Thursday, March 11, 2021

Pope admits charges of ‘heresy’ are ‘risk’ he’s willing to take to ‘move forward with other religions’

ABOARD PAPAL PLANE, March 10, 2021 (LifeSiteNews) – Pope Francis said charges that he acts against “Catholic doctrine” and is even on the verge of committing “heresy” are a “risk” he’s willing to take to move forward on the path toward “human fraternity” with believers of other religions.

“This is important, human fraternity, that as men we are all brothers, and we must move forward with other religions,” said the Pope on March 8 while speaking to reporters on the plane returning from his trip to Iraq.

“The Second Vatican Council took a big step in this, and also the institutions after, the Council for Christian Unity and the Council for Interreligious Dialogue,” continued the Pope.

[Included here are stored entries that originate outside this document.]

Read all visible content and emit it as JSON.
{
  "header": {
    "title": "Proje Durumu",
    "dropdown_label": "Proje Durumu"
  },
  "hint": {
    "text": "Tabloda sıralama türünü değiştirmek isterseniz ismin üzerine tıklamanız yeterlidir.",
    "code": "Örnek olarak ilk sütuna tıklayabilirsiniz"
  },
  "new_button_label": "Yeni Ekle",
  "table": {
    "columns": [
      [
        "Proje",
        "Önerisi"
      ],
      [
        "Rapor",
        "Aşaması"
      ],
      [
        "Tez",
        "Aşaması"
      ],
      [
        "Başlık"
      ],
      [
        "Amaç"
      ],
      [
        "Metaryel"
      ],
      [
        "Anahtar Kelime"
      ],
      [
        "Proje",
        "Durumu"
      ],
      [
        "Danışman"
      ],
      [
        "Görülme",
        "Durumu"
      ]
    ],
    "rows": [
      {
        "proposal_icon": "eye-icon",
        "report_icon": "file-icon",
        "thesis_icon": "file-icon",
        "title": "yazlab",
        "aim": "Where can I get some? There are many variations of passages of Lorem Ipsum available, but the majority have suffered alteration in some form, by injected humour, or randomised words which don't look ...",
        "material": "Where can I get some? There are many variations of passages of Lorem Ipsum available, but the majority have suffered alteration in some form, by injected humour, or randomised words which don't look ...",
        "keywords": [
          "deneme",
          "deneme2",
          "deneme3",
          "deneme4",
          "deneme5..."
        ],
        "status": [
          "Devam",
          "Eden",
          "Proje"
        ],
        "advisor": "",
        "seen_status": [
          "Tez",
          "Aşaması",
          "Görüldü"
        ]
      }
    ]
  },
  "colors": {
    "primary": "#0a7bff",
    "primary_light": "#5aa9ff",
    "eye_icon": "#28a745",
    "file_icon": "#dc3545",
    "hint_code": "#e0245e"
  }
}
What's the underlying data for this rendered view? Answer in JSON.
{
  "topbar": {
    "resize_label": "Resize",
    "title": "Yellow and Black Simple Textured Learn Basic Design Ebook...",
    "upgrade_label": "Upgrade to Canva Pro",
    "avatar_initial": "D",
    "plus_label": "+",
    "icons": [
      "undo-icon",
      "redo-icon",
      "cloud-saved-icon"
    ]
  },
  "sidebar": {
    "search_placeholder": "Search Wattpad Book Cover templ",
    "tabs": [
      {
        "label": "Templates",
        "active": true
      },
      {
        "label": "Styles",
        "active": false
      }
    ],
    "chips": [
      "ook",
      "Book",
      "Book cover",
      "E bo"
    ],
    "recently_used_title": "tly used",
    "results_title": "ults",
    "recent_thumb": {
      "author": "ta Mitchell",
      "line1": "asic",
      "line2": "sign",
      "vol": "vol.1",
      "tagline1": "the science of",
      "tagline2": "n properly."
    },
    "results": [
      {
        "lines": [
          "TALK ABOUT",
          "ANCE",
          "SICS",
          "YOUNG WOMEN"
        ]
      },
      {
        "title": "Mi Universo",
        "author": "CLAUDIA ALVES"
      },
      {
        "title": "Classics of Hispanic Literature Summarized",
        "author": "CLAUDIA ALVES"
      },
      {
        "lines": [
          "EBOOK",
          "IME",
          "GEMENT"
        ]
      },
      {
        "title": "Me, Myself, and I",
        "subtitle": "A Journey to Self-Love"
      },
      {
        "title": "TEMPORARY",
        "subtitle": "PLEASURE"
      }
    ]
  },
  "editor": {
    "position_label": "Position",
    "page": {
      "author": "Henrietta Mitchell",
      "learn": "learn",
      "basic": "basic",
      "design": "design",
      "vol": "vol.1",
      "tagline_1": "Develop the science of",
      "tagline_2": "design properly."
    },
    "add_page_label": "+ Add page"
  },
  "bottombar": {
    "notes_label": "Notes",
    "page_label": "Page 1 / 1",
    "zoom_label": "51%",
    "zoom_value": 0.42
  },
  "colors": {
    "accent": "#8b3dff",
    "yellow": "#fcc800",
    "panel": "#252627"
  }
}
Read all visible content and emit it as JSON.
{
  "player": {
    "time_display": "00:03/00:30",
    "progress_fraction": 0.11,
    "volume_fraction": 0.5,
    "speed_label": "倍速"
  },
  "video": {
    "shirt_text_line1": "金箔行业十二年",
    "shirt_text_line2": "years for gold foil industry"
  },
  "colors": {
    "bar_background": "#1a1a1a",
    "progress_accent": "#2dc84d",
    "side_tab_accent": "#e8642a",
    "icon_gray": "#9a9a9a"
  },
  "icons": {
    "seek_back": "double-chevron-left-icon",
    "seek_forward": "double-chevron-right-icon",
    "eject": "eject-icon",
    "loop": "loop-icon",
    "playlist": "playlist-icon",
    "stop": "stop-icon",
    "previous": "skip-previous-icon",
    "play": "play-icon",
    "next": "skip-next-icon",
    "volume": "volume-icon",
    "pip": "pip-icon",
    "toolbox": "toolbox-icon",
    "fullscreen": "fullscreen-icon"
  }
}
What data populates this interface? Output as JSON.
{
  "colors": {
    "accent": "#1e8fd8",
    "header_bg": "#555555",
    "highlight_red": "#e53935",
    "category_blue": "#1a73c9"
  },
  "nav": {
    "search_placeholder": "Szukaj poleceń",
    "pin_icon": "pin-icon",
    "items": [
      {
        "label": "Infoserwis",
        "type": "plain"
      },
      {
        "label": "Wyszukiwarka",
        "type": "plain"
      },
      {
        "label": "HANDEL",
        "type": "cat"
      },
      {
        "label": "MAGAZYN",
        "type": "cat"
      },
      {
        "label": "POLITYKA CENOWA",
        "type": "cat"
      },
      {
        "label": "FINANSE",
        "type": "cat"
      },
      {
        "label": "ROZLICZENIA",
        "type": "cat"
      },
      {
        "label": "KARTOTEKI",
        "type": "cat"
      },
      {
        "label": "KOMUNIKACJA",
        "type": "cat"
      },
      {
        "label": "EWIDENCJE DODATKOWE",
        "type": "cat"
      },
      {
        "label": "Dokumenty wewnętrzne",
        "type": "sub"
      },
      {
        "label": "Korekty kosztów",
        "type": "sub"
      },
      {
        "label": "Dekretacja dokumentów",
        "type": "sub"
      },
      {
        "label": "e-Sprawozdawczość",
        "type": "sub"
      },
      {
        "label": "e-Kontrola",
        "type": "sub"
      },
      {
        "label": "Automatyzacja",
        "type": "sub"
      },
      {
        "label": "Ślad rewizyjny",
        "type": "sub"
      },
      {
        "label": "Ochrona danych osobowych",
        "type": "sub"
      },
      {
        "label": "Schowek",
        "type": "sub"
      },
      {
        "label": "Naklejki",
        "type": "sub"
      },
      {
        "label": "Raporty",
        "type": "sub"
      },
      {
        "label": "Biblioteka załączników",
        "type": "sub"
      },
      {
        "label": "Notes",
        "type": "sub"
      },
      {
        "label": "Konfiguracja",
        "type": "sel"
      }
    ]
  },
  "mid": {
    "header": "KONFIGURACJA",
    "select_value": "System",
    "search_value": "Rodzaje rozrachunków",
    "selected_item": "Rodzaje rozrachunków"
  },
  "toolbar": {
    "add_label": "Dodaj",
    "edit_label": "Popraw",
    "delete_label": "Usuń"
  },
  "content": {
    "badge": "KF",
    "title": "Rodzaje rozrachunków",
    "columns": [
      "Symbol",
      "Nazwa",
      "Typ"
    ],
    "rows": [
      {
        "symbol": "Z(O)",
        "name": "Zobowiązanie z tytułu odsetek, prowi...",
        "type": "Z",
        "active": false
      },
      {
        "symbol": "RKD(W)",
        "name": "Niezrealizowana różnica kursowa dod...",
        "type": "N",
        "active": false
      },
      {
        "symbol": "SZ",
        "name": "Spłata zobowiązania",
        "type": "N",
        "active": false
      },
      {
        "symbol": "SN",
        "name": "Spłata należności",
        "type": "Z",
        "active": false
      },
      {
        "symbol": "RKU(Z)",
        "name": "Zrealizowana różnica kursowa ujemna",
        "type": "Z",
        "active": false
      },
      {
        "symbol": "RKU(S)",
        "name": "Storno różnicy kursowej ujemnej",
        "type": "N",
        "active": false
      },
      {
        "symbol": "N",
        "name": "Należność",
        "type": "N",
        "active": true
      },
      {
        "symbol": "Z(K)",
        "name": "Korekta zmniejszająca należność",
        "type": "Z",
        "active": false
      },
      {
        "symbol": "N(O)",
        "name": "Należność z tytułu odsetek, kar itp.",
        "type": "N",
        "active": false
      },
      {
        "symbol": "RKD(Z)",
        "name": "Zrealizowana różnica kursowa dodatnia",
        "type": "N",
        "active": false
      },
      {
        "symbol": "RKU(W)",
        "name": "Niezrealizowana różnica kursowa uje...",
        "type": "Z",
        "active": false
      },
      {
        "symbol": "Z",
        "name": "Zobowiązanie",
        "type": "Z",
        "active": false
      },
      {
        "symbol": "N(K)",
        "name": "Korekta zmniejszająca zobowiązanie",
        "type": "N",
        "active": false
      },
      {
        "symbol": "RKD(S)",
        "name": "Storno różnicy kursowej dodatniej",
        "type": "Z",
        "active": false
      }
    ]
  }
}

“Cardinal (Miguel) Ayuso accompanies us today. You are human, you are a child of God and you are my brother, period! This would be the greatest indication, and so many times you have to risk to take this step,” he said.

It was at this point that the Pope mentioned the risks he is willing to take.

“You know that there are some criticisms: that the pope is not courageous, he is a reckless person who is taking steps against Catholic doctrine, that he is one step away from heresy, there are risks. But these decisions are always made in prayer, in dialogue, in asking for advice, in reflection. They are not a whim and also are the line that the Council taught,” he said.

The Pope made these comments while responding to a question about his meeting two years ago in Abu Dhabi with Imam Al Tayyeb of Al Azhar where both Pope and Imam signed the controversial Declaration on Human Fraternity, sometimes referred to as the Abu Dhabi statement.

The document stated, among other things, that the “pluralism and the diversity of religions” are “willed by God.” At no point does the document mention the name of Jesus.

A number of prominent Catholic clergymen and scholars reacted by accusing Pope Francis of committing heresy. In an April 2019 open letter to the Pope, they charged him of backing the notion that “God not only permits, but positively wills, the pluralism and diversity of religions, both Christian and non-Christian.”

Read the rest here.

HT: Blog reader JL.

I am not opposed to conversations with the leaders of other faith groups. After all you can't convert someone you won't talk with. And if conversion is not on the table then a certain level of mutual respect and tolerance aimed at peaceful coexistence is desirable. But "dialogue," the favorite word of the left, should never be at the expense of religious indifferentism or a watering down of the Faith. 


Stephen said...

While it's never good when hierarchs spout nonsense and heresy, Pope Francis serve for the good after all by disabusing Catholics of the errors of Pastor Aeternus and all the unnecessary baggage that has gone along with it. Of course, that the current Patriarch of Constantinople sees no comedy or stupidity, much less irony, in making claims as the "lesser Pope" (much like Chris Cuomo is the lesser Cuomo generally in comparison to his older brother the handsy governor) only serves to underscore how badly needed a reform of the very notion of what is, and what is not, understood in the office of bishop. Both of them have shot themselves in the foot so often it's a wonder they can walk.

rick allen said...

"Pope Francis serves for the good after all by disabusing Catholics of the errors of Pastor Aeternus."

The fact is, the more strictly Catholic a pope is, the more heretical he must be in the eyes of Protestants and Orthodox. Accepting Pastor Aeternus, a Catholic dogmatic pronunciation from a Catholic Ecumenical Council, obviously makes a pope more objectional to non-Catholics, not less.

Why is emphasizing common ground between Catholics and Moslems unthinkable, but that between Catholics and Orthodox acceptable? There are differences between Catholics and both. Maybe the common term "Christian" makes these kinds of recognitions possible? Maybe, but in fact Catholicism's conception of God is much closer to Islam's than that of, say, the Latter Day Saints, yet both are called "Christians."

But, having said that, I doubt that that was what Francis intended. I think he just made what should be an unassailable fact, that the very enterprise of theology raises the risk of heresy. I don't know how you can look at the history of the Church, or the history of dogma, and not agree. If we suppress every instinct we have to discuss or interrogate or follow out the implications of our beliefs, we will avoid all risk of heresy. But of course we can't, we do take that risk. We are human beings.